Professor Ruopeng An, the study’s author, said:
“These findings reveal that eating at a full-service restaurant is not necessarily healthier than eating at a fast-food outlet.
In fact, you may be at higher risk of overeating in a full-service restaurant than when eating fast-food.
My advice to those hoping to consume a healthy diet and not overeat is that it is healthier to prepare your own foods, and to avoid eating outside the home whenever possible.”
People consuming fast food also tend to eat less fruit, vegetables and vitamins compared to those who prepare and eat at home.
The new survey is published in the European Journal of Clinical Nutrition (An, 2015)
The study analysed 8 years of data collected from 18,098 adults living in the US.

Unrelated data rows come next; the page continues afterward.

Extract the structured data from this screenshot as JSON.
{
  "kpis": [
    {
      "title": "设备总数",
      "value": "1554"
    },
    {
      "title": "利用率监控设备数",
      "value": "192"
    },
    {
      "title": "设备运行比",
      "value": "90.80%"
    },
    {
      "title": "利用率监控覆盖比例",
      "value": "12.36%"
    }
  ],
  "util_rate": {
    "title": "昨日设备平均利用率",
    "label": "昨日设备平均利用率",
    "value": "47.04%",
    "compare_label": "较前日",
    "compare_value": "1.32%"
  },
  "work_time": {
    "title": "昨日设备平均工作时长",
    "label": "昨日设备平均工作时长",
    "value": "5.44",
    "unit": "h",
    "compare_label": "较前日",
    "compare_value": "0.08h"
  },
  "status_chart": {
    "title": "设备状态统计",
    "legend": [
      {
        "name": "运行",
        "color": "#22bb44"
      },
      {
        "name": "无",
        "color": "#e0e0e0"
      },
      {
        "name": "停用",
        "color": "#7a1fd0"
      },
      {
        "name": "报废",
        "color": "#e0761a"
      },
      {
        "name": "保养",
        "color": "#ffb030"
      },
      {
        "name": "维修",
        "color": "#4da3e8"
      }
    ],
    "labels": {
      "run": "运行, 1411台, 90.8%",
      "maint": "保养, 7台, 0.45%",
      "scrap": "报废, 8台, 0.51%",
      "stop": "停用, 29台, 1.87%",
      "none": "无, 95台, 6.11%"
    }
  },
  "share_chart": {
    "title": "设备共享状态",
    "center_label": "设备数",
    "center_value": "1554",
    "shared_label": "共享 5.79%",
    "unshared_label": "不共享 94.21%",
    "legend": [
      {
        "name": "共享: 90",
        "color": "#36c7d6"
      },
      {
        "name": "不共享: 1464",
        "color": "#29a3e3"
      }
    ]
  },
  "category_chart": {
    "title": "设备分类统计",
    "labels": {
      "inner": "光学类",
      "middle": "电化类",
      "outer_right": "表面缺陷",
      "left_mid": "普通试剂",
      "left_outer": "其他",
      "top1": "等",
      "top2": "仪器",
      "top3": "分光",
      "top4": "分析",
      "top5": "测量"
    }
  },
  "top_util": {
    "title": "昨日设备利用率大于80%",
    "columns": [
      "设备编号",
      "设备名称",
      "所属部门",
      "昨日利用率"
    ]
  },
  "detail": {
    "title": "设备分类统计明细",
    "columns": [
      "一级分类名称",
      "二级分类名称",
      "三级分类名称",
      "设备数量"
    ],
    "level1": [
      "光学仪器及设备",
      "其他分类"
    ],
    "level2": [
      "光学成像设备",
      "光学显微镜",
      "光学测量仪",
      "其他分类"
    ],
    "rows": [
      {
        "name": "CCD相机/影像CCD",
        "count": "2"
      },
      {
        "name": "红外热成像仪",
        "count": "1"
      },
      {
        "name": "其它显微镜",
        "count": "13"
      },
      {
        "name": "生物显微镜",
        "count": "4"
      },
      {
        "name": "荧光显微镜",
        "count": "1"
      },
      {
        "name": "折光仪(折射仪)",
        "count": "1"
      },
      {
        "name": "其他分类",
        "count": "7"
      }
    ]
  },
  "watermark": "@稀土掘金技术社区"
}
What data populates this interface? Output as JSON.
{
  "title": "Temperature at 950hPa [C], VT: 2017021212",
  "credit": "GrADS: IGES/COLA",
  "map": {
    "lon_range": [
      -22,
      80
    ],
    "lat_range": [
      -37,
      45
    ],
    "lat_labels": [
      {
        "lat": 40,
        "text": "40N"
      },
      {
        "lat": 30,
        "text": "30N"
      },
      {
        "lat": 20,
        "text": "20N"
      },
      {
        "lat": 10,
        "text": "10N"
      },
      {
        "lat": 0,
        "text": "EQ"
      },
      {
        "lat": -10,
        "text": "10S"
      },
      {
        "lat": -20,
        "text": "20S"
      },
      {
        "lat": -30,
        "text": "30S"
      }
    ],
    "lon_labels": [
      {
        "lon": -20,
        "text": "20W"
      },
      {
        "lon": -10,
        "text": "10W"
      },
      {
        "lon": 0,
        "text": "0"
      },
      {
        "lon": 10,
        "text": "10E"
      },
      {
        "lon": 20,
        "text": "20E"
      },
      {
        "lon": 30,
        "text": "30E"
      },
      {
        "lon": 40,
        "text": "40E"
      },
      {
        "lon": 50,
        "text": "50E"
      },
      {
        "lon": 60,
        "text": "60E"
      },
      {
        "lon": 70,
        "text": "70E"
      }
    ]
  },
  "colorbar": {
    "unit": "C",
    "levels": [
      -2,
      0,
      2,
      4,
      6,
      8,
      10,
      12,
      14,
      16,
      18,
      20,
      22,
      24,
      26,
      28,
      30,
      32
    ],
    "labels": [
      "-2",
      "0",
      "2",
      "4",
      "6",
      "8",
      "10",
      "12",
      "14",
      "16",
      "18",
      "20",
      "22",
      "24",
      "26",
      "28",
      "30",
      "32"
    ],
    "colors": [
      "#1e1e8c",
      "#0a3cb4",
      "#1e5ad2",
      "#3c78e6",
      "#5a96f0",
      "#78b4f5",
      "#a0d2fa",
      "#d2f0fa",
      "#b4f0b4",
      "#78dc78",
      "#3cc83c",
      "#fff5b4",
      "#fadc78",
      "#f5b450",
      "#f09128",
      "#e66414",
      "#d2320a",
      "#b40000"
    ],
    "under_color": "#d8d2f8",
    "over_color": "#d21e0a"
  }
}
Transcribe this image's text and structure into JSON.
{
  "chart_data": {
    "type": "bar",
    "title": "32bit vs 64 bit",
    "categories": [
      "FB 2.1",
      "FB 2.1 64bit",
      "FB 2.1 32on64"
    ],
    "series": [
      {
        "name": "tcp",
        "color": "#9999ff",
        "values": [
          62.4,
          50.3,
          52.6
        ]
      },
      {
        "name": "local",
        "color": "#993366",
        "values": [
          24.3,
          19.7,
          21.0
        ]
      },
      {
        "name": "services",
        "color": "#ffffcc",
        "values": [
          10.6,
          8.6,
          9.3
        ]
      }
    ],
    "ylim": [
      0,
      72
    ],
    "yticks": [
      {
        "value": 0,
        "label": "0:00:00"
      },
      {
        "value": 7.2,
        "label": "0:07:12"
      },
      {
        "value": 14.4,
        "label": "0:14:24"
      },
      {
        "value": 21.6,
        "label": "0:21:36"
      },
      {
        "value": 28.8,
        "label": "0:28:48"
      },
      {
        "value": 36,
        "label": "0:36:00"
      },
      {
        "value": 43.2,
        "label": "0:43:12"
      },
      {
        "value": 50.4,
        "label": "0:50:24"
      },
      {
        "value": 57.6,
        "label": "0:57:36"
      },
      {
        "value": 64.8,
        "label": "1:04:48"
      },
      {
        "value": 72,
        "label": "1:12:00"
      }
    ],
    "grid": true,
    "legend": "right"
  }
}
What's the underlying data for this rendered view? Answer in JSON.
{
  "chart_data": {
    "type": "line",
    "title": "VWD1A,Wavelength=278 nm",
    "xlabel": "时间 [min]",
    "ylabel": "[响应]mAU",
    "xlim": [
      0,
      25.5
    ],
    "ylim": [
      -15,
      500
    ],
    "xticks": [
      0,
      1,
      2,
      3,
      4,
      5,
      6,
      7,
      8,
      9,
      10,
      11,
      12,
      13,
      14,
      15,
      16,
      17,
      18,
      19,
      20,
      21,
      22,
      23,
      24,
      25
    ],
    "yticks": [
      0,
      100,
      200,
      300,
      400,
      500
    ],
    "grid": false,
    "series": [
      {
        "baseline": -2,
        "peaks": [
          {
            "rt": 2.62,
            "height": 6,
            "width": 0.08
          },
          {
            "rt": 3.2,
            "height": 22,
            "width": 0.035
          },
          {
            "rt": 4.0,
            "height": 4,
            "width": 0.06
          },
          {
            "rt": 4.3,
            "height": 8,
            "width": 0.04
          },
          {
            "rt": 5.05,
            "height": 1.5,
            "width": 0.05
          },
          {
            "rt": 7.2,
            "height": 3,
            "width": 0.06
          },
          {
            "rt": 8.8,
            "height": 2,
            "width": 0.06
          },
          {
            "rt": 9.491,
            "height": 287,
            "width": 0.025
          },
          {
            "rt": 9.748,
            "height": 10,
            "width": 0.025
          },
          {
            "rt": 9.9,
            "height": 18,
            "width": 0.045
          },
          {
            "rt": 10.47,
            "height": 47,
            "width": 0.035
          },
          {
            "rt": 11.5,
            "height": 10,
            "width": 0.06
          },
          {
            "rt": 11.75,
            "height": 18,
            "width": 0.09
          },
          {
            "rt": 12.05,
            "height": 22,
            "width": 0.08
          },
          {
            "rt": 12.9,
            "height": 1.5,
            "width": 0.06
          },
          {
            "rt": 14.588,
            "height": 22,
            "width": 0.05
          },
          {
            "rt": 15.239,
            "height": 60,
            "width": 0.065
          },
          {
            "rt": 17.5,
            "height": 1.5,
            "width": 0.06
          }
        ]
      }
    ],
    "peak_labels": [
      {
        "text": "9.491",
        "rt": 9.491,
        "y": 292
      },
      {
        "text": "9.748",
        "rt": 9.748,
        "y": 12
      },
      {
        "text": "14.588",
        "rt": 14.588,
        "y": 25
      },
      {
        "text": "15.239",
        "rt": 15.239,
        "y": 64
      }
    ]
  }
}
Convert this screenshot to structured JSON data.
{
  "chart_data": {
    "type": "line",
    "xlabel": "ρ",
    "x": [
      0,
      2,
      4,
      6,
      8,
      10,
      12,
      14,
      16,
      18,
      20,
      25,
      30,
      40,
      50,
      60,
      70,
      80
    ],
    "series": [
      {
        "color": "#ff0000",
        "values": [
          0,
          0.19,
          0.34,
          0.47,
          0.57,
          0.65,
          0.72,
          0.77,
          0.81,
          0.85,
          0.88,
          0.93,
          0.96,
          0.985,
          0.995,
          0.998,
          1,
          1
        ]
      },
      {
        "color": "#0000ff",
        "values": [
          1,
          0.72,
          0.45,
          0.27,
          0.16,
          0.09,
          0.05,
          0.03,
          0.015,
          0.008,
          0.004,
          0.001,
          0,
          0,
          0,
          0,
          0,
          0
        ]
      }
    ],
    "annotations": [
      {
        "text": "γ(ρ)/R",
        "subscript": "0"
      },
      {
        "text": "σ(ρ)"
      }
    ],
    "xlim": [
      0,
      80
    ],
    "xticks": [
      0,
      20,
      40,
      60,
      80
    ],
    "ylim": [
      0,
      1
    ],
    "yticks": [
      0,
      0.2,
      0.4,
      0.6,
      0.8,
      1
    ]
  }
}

It found that restaurant diners are more likely to consume higher levels of healthy nutrients such as omega-3, potassium and certain vitamins than those who eat fast food or eat at home.
However, people who eat at restaurants consume much higher amounts of cholesterol and sodium.
Professor An said:
“People who ate at full-service restaurants consumed significantly more cholesterol per day than people who ate at home.
This extra intake of cholesterol, about 58 milligrams per day, accounts for 20 percent of the recommended upper bound of total cholesterol intake of 300 milligrams per day.”
Fast food adds 300 milligrams of sodium and this level increases by 412 milligrams per day when eating at restaurants.
Professor An said:
“The additional sodium is even more worrisome because the average daily sodium intake among Americans is already so far above the recommended upper limit, posing a significant public health concern, such as hypertension and heart disease.”
The data showed that dining out has different impacts on different groups.
For example, African-Americans consumed more sugar, total fat, saturated fat, and sodium compared with Caucasian and Hispanic people.
Those with lower education and a middle income had a higher energy intake.
These findings are supported by previous research published in the journal of Public Health Nutrition (Nguyen & Powell, 2014).
Dr Binh Nguyen said:
“The United States is one of the most obese nations in the world, with more than one in three adult men and women in defined as obese.
Just as obesity rates rise, there’s been a marked increase in total energy consumption consumed away from home, with about one in four calories coming from fast food or full service restaurants in 2007.”